Neural processing in cortex (Ibbotson, Dreher)
One of the best-known dichotomies in neuroscience is the division of neurons in the mammalian primary visual cortex into simple and complex cells. However, the mechanisms underlying differences between these two cell types are not well understood despite them forming the input to all higher levels of processing in the visual brain. We plan to address this question by using a variety of sophisticated visual stimuli and recording techniques to establish definitively and quantitatively the neural mechanisms that distinguish these two classes of visual neurons. Given that every neuroscience textbook describes the properties of neurons in primary visual cortex without a categorical model to explain them, we expect that the present work will have a major impact in the field.
Critically testing the role of the polarization compass in honeybee navigation (Srinivasan, Zhang)
Although there is anatomical and physiological evidence for polarized-light sensitivity in the honeybee visual system, there is surprisingly little behavioural evidence that bees actually use the polarized light pattern in the sky as a compass for navigation.
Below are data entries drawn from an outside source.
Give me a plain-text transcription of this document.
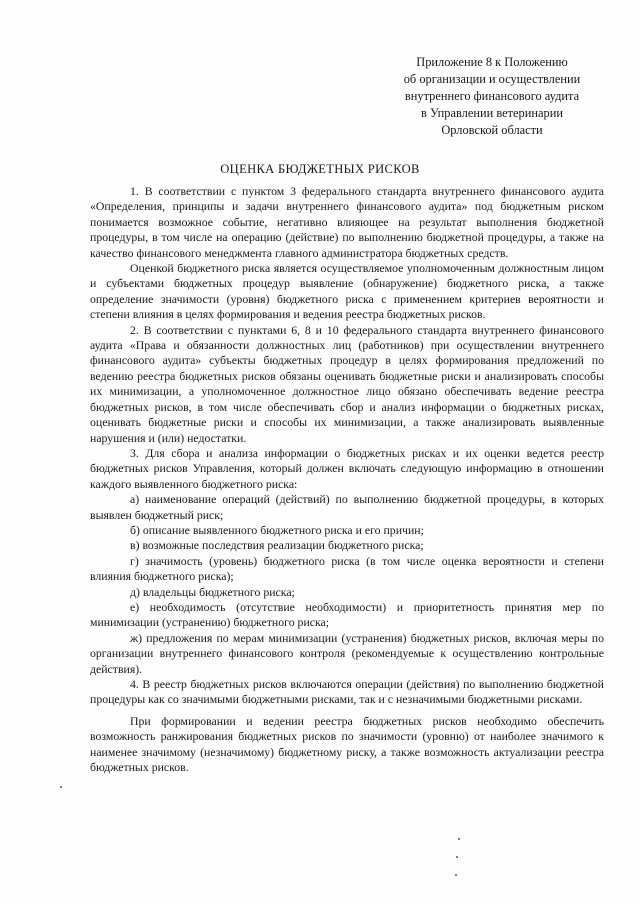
Приложение 8 к Положению
об организации и осуществлении
внутреннего финансового аудита
в Управлении ветеринарии
Орловской области
ОЦЕНКА БЮДЖЕТНЫХ РИСКОВ

1. В соответствии с пунктом 3 федерального стандарта внутреннего финансового аудита «Определения, принципы и задачи внутреннего финансового аудита» под бюджетным риском понимается возможное событие, негативно влияющее на результат выполнения бюджетной процедуры, в том числе на операцию (действие) по выполнению бюджетной процедуры, а также на качество финансового менеджмента главного администратора бюджетных средств.

Оценкой бюджетного риска является осуществляемое уполномоченным должностным лицом и субъектами бюджетных процедур выявление (обнаружение) бюджетного риска, а также определение значимости (уровня) бюджетного риска с применением критериев вероятности и степени влияния в целях формирования и ведения реестра бюджетных рисков.

2. В соответствии с пунктами 6, 8 и 10 федерального стандарта внутреннего финансового аудита «Права и обязанности должностных лиц (работников) при осуществлении внутреннего финансового аудита» субъекты бюджетных процедур в целях формирования предложений по ведению реестра бюджетных рисков обязаны оценивать бюджетные риски и анализировать способы их минимизации, а уполномоченное должностное лицо обязано обеспечивать ведение реестра бюджетных рисков, в том числе обеспечивать сбор и анализ информации о бюджетных рисках, оценивать бюджетные риски и способы их минимизации, а также анализировать выявленные нарушения и (или) недостатки.

3. Для сбора и анализа информации о бюджетных рисках и их оценки ведется реестр бюджетных рисков Управления, который должен включать следующую информацию в отношении каждого выявленного бюджетного риска:

а) наименование операций (действий) по выполнению бюджетной процедуры, в которых выявлен бюджетный риск;

б) описание выявленного бюджетного риска и его причин;

в) возможные последствия реализации бюджетного риска;

г) значимость (уровень) бюджетного риска (в том числе оценка вероятности и степени влияния бюджетного риска);

д) владельцы бюджетного риска;

е) необходимость (отсутствие необходимости) и приоритетность принятия мер по минимизации (устранению) бюджетного риска;

ж) предложения по мерам минимизации (устранения) бюджетных рисков, включая меры по организации внутреннего финансового контроля (рекомендуемые к осуществлению контрольные действия).

4. В реестр бюджетных рисков включаются операции (действия) по выполнению бюджетной процедуры как со значимыми бюджетными рисками, так и с незначимыми бюджетными рисками.

При формировании и ведении реестра бюджетных рисков необходимо обеспечить возможность ранжирования бюджетных рисков по значимости (уровню) от наиболее значимого к наименее значимому (незначимому) бюджетному риску, а также возможность актуализации реестра бюджетных рисков.
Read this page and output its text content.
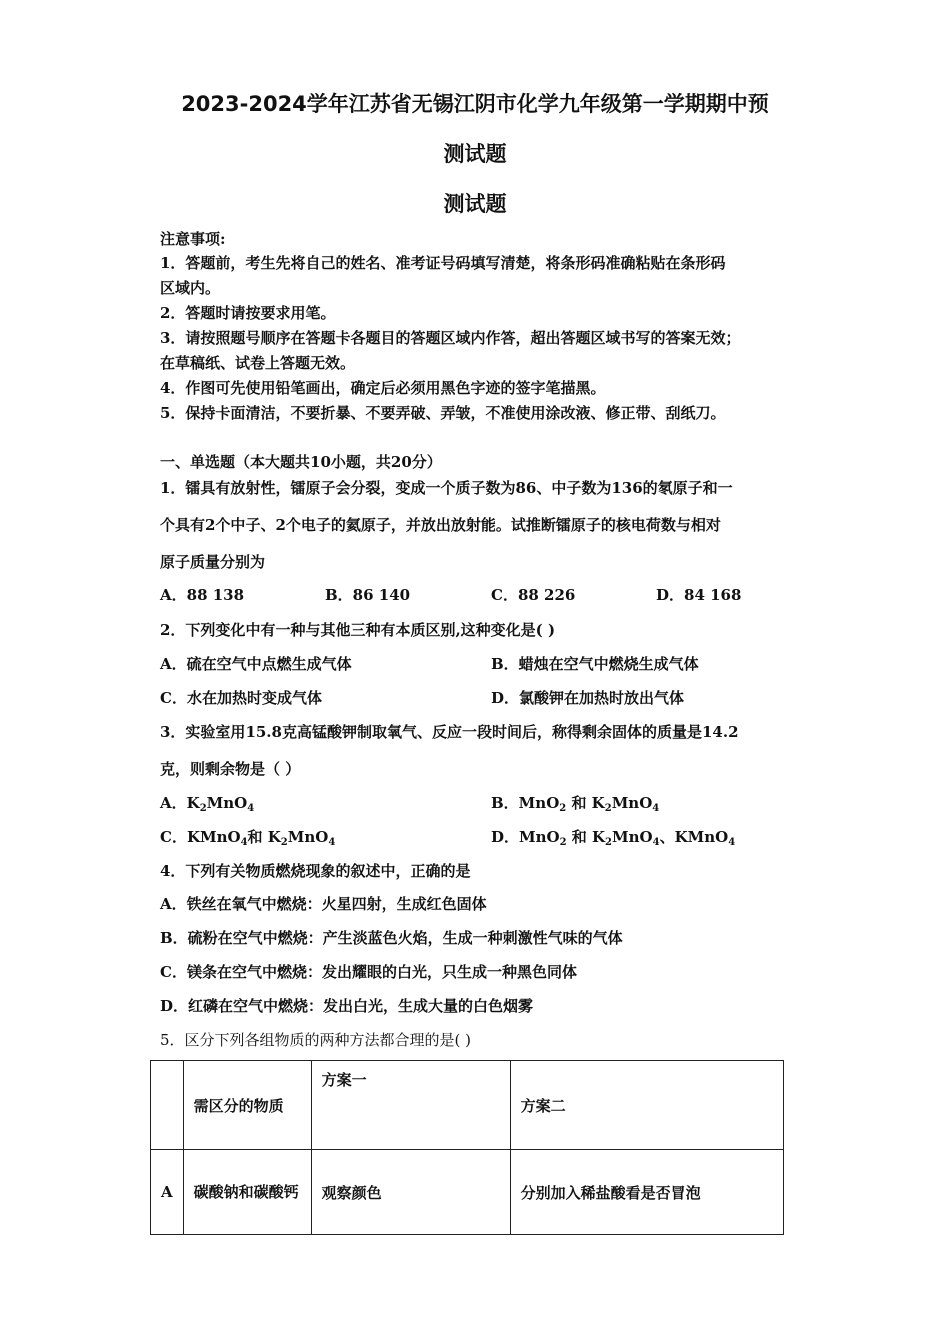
2023-2024学年江苏省无锡江阴市化学九年级第一学期期中预
测试题
测试题
注意事项:
1．答题前，考生先将自己的姓名、准考证号码填写清楚，将条形码准确粘贴在条形码
区域内。
2．答题时请按要求用笔。
3．请按照题号顺序在答题卡各题目的答题区域内作答，超出答题区域书写的答案无效；
在草稿纸、试卷上答题无效。
4．作图可先使用铅笔画出，确定后必须用黑色字迹的签字笔描黑。
5．保持卡面清洁，不要折暴、不要弄破、弄皱，不准使用涂改液、修正带、刮纸刀。
一、单选题（本大题共10小题，共20分）
1．镭具有放射性，镭原子会分裂，变成一个质子数为86、中子数为136的氡原子和一
个具有2个中子、2个电子的氦原子，并放出放射能。试推断镭原子的核电荷数与相对
原子质量分别为
A．88 138	B．86 140	C．88 226	D．84 168
2．下列变化中有一种与其他三种有本质区别,这种变化是( )
A．硫在空气中点燃生成气体	B．蜡烛在空气中燃烧生成气体
C．水在加热时变成气体	D．氯酸钾在加热时放出气体
3．实验室用15.8克高锰酸钾制取氧气、反应一段时间后，称得剩余固体的质量是14.2
克，则剩余物是（ ）
A．$K_2MnO_4$	B．MnO$_2$ 和 $K_2MnO_4$
C．KMnO$_4$和 $K_2MnO_4$	D．MnO$_2$ 和 $K_2MnO_4$、KMnO$_4$
4．下列有关物质燃烧现象的叙述中，正确的是
A．铁丝在氧气中燃烧：火星四射，生成红色固体
B．硫粉在空气中燃烧：产生淡蓝色火焰，生成一种刺激性气味的气体
C．镁条在空气中燃烧：发出耀眼的白光，只生成一种黑色同体
D．红磷在空气中燃烧：发出白光，生成大量的白色烟雾
5．区分下列各组物质的两种方法都合理的是( )
	需区分的物质	方案一	方案二
A	碳酸钠和碳酸钙	观察颜色	分别加入稀盐酸看是否冒泡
This study will conduct behavioural experiments to investigate the use of the polarised light compass by honeybees. Apart from their basic scientific value, the findings should inform the design of navigation systems for robots that are based on the use of a celestial compass.
Machine vision and robotics (Srinivasan, Ibbotson)
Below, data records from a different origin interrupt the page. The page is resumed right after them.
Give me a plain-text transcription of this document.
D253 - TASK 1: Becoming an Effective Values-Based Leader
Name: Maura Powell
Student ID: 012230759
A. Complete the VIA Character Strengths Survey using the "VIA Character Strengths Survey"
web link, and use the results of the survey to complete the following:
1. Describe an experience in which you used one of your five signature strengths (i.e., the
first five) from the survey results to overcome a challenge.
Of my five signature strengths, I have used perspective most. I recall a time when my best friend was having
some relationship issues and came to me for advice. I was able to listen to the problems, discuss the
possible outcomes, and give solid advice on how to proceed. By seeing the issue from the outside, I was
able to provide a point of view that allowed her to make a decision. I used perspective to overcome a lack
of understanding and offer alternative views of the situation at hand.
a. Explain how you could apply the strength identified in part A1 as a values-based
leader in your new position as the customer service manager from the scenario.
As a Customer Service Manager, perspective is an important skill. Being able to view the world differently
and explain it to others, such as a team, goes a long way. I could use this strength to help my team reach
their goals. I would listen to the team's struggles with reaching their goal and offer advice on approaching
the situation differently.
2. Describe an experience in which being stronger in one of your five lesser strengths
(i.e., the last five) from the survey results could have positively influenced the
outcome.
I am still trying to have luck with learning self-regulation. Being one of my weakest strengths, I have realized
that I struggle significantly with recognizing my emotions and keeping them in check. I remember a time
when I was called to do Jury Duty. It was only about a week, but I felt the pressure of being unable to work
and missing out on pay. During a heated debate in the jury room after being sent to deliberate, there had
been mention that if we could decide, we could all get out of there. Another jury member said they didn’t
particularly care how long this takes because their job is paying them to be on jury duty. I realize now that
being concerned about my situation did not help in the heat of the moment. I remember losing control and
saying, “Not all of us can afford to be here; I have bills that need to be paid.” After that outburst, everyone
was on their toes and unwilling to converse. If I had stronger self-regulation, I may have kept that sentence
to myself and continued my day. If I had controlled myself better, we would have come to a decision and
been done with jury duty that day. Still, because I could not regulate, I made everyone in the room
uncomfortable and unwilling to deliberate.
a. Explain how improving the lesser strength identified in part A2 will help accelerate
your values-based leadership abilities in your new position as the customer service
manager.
This research will incorporate principles uncovered from basic research on flying insects, to design novel, biologically inspired visual guidance systems for autonomous, self-navigating vehicles.
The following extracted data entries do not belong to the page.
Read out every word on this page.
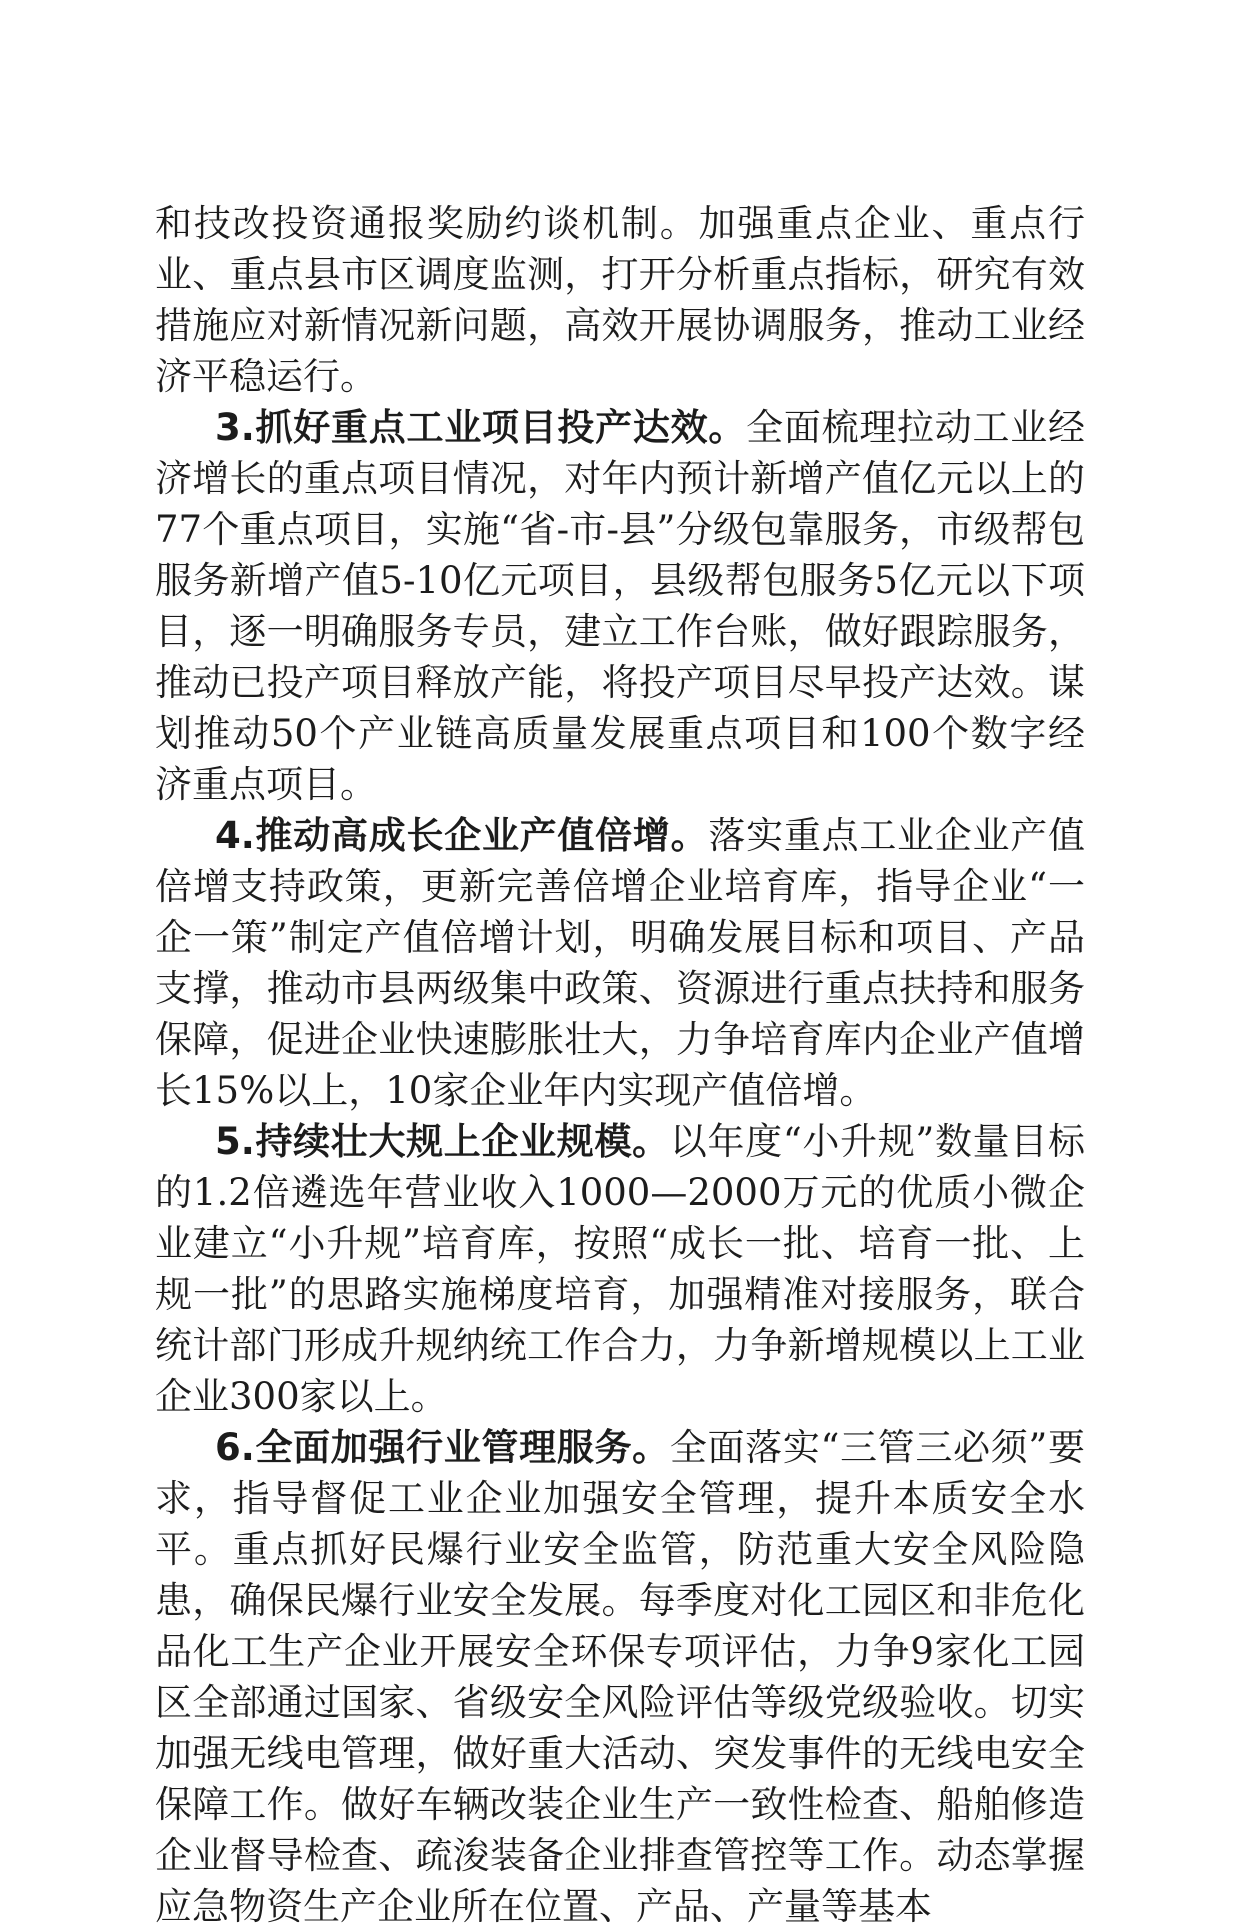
和技改投资通报奖励约谈机制。加强重点企业、重点行业、重点县市区调度监测，打开分析重点指标，研究有效措施应对新情况新问题，高效开展协调服务，推动工业经济平稳运行。

3.抓好重点工业项目投产达效。全面梳理拉动工业经济增长的重点项目情况，对年内预计新增产值亿元以上的77个重点项目，实施“省-市-县”分级包靠服务，市级帮包服务新增产值5-10亿元项目，县级帮包服务5亿元以下项目，逐一明确服务专员，建立工作台账，做好跟踪服务，推动已投产项目释放产能，将投产项目尽早投产达效。谋划推动50个产业链高质量发展重点项目和100个数字经济重点项目。

4.推动高成长企业产值倍增。落实重点工业企业产值倍增支持政策，更新完善倍增企业培育库，指导企业“一企一策”制定产值倍增计划，明确发展目标和项目、产品支撑，推动市县两级集中政策、资源进行重点扶持和服务保障，促进企业快速膨胀壮大，力争培育库内企业产值增长15%以上，10家企业年内实现产值倍增。

5.持续壮大规上企业规模。以年度“小升规”数量目标的1.2倍遴选年营业收入1000—2000万元的优质小微企业建立“小升规”培育库，按照“成长一批、培育一批、上规一批”的思路实施梯度培育，加强精准对接服务，联合统计部门形成升规纳统工作合力，力争新增规模以上工业企业300家以上。

6.全面加强行业管理服务。全面落实“三管三必须”要求，指导督促工业企业加强安全管理，提升本质安全水平。重点抓好民爆行业安全监管，防范重大安全风险隐患，确保民爆行业安全发展。每季度对化工园区和非危化品化工生产企业开展安全环保专项评估，力争9家化工园区全部通过国家、省级安全风险评估等级党级验收。切实加强无线电管理，做好重大活动、突发事件的无线电安全保障工作。做好车辆改装企业生产一致性检查、船舶修造企业督导检查、疏浚装备企业排查管控等工作。动态掌握应急物资生产企业所在位置、产品、产量等基本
Wind compensation in honeybee flight (Srinivasan, Zhang, Ibbotson)
Recent research in our laboratory has revealed that honeybee flight is surprisingly robust to headwind. This study will seek to understand how this compensation is achieved.
Visual Cognition in honeybee navigation (Zhang, Srinivasan, Ibbotson)
This study will investigate the importance of celestial cues, terrestrial cues and clock-based cues in navigation, and seek to explore some of the underlying neural mechanisms.
Neural basis of odometry in honeybees (Ibbotson, Srinivasan, Zhang)
Recent behavioural research in the ANU laboratory suggests that bees estimate how far they have flown by integrating over time the optic flow that they experience during the journey. This project seeks to uncover the neural basis of the odometer. More generally, it will provide insights into how neural systems can integrate signals over unusually long periods of time.
Characterization of the spectral and polarization properties of fiddler crab photoreceptors (Zeil, Vaney)
This project will, for the first time, establish the spectral and polarization sensitivities of brachyuran crabs and enable us to reconstruct what they see in quantitative detail. Its unique feature is that it involves an animal in which visual tasks and visual decision making can be investigated and understood in unprecedented detail and under natural conditions.
The structure and processing of natural optic flow in insects ( Zeil,Vaney)
This study will measure flight paths and head movements of insects with different flight styles (bees and flies), reconstruct the natural optic flow that is experienced by using a panoramic imaging system mounted on a mobile robotic gantry, and display these image sequences to flies in electrophysiological experiments to understand how optic flow information in a natural context is analysed by motion-sensitive neurons in the visual pathway. The findings should be relevant not only to insects, but to a broad range of visual systems, and thus provide useful inputs to projects in Theme 1.